“Since when did you become so cynical?” I asked. “And apparently I need to remind you I’m not fucking helpless, and I’m not an idiot.”
“I know that!” he protested.
“Do you? Because the evidence is stacking up that you seem to think I’m one or both things. Like I’m some helpless, fragile porcelain doll that needs to be treated with the utmost care,” I snapped.
“I didn’t say that,” he barked, stepping closer.
I turned to face him, having nowhere to go since my back was almost touching the glass, but also unwilling to back down. “Is that why you were okay with everything the other day? Because poor Walker, he just can’t help himself. He’s not actually a real adult; he’s not able to help himself. Better to just forgive him.”
“That’s not?—”
“Is that why you’re here now? To tell me it’s all okay? That you don’t blame me because deep down, you don’t think I can take care of myself? So that means I can’t be responsible for myself.”
“Walker—”
“Well, fuck that. I’m a grown ass man, and that means I have to take responsibility for the shit I do, the good and the bad. So if I have to choose between you flippantly forgiving me for kissing you against your will, or being held responsible for my choices,I’m going to choose the second every goddamn time, you hear me?”

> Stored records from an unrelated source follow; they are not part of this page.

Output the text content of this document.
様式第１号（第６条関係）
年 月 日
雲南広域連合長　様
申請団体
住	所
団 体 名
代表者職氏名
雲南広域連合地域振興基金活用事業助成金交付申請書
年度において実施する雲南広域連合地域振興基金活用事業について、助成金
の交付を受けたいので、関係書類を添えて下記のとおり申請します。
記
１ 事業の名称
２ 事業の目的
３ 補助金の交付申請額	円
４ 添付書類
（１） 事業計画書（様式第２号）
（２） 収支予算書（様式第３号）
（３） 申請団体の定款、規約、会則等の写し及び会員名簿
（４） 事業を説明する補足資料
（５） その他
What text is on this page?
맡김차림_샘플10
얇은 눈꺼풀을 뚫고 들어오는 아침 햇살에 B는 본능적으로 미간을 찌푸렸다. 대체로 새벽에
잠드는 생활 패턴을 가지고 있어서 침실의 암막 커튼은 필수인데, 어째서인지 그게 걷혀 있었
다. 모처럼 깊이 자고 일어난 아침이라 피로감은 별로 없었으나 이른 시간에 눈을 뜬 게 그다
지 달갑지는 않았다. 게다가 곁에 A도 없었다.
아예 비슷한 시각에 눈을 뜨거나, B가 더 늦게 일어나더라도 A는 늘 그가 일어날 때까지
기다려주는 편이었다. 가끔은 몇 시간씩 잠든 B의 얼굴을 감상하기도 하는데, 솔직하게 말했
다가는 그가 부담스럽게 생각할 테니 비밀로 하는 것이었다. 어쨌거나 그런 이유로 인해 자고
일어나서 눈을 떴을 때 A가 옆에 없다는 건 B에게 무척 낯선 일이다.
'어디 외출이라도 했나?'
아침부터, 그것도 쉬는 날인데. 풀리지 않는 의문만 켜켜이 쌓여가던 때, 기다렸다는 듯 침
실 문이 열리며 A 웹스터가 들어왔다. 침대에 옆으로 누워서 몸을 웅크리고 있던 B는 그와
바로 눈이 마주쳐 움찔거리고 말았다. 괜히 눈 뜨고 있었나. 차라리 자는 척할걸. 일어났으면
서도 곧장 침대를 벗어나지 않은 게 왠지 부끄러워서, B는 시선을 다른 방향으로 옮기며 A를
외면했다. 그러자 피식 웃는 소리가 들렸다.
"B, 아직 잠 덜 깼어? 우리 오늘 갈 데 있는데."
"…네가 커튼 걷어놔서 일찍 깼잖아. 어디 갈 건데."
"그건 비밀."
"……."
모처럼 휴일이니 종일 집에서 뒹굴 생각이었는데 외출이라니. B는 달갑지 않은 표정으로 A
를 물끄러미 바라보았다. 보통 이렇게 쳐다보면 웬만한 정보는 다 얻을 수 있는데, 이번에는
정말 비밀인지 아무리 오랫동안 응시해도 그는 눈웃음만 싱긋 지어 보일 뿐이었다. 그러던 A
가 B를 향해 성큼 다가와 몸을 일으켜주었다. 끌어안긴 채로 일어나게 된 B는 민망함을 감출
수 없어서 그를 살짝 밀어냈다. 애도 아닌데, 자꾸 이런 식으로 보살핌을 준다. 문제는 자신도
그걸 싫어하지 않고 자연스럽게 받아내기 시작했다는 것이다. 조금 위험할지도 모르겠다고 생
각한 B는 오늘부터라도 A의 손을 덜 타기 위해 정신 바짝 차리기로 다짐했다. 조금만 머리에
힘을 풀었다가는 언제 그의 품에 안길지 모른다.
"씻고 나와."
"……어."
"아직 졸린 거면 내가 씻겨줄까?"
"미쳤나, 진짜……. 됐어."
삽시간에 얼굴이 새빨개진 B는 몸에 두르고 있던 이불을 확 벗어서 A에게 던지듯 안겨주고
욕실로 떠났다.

“I liked it!” he roared, and I finally backed up and felt my back hit the glass as he stepped close, radiating a menace born from frustration.
I stared at him, and he stared right back, neither of us daring to move. He wasn’t touching me, but he was close enough that with nowhere else to go, I was left feeling trapped. Except, I wasn’t trapped by someone who was a threat; I was trapped by Cade, one of the few people on this planet I trusted completely.
“I…what?” I got out as his words finally sank into my brain.
“I liked it,” he repeated, blinked and straightened slightly, looking confused. “I liked it.”
“You said that,” I drew out carefully, wondering if he had found some hidden stash of alcohol somewhere in the resort. I didn’t smell booze on him, but either he was drunk, I was drunk, or he had really just said that. “And again, what?”
He frowned thoughtfully. “I liked it.”
“Okay, did you just break yourself?” I asked in exasperation and no small amount of desperation to get some more information.
“I wasn’t ready for me to say that,” he said, sounding a little sheepish.
“Well, that’s not what straight men normally say after they’ve been kissed by a guy,” I said with a frown. “What do you mean, you liked it?”
“I knew I was feelin’ some kind o’ way about it, I mean, you kissed me,” he said, and I felt my face warm with a renewed flush of shame. “I didn’t know what I was feelin’, but I was definitely feelin’ somethin’, ya know?”
“I’m not sure that I do know,” I said slowly, wanting to reach out when it would be easy with him so close, but not daring to. There was a growing feeling inside me I didn’t trust, and if I tookthe smallest step too far in the wrong direction, I would end up making another decision I was bound to regret.
“And I was comin’ to talk to you about it, ’cause I was wonderin’ what all that was about and you’re like…the only person I can talk to about stuff like that right now,” he said, then winced. “S’pose I could’ve called Isaac, but it felt right to talk to you. Then you were yellin’ at me and sayin’ shit that didn’t make no sense and waswrong. And I was gettin’ frustrated and it just…came out.”
“Right, I was there for that part,” I said, still watching him in disbelief. “The whole thing, actually.”
I jerked when he took me by the shoulders and held me there, staring at me with that same flabbergasted expression on his face. “But that’s it, I liked it!”
“Cade,” I said.
“What?” he asked.
“You sound like one of those cartoon scientists, except you’re not yelling ‘eureka’ right now.”
He stared at me, and I could see his confusion. “I mean…like I said, I was wonderin’ what all those weird feelin’s were about, and now I figured it out.”
“Cade,” I said gently, because he was clearly having…a moment. I didn’t know if it was just confusion masquerading as revelation, or what was going on, but the universe was intent on making me deal with everyone else rather than what was going on in my head. “That makes zero sense.”
He frowned. “It makes sense.”
“I think you might be a little confused right now, alright? There’s plenty of reasons you would think you liked it. After all, you haven’t exactly…had the easiest time with, uh, I don’t want to say ‘keeping people around you’ because that sounds like you’re doing something wrong. But whatever the not offensive version of that sentence is, that’s the one I want.”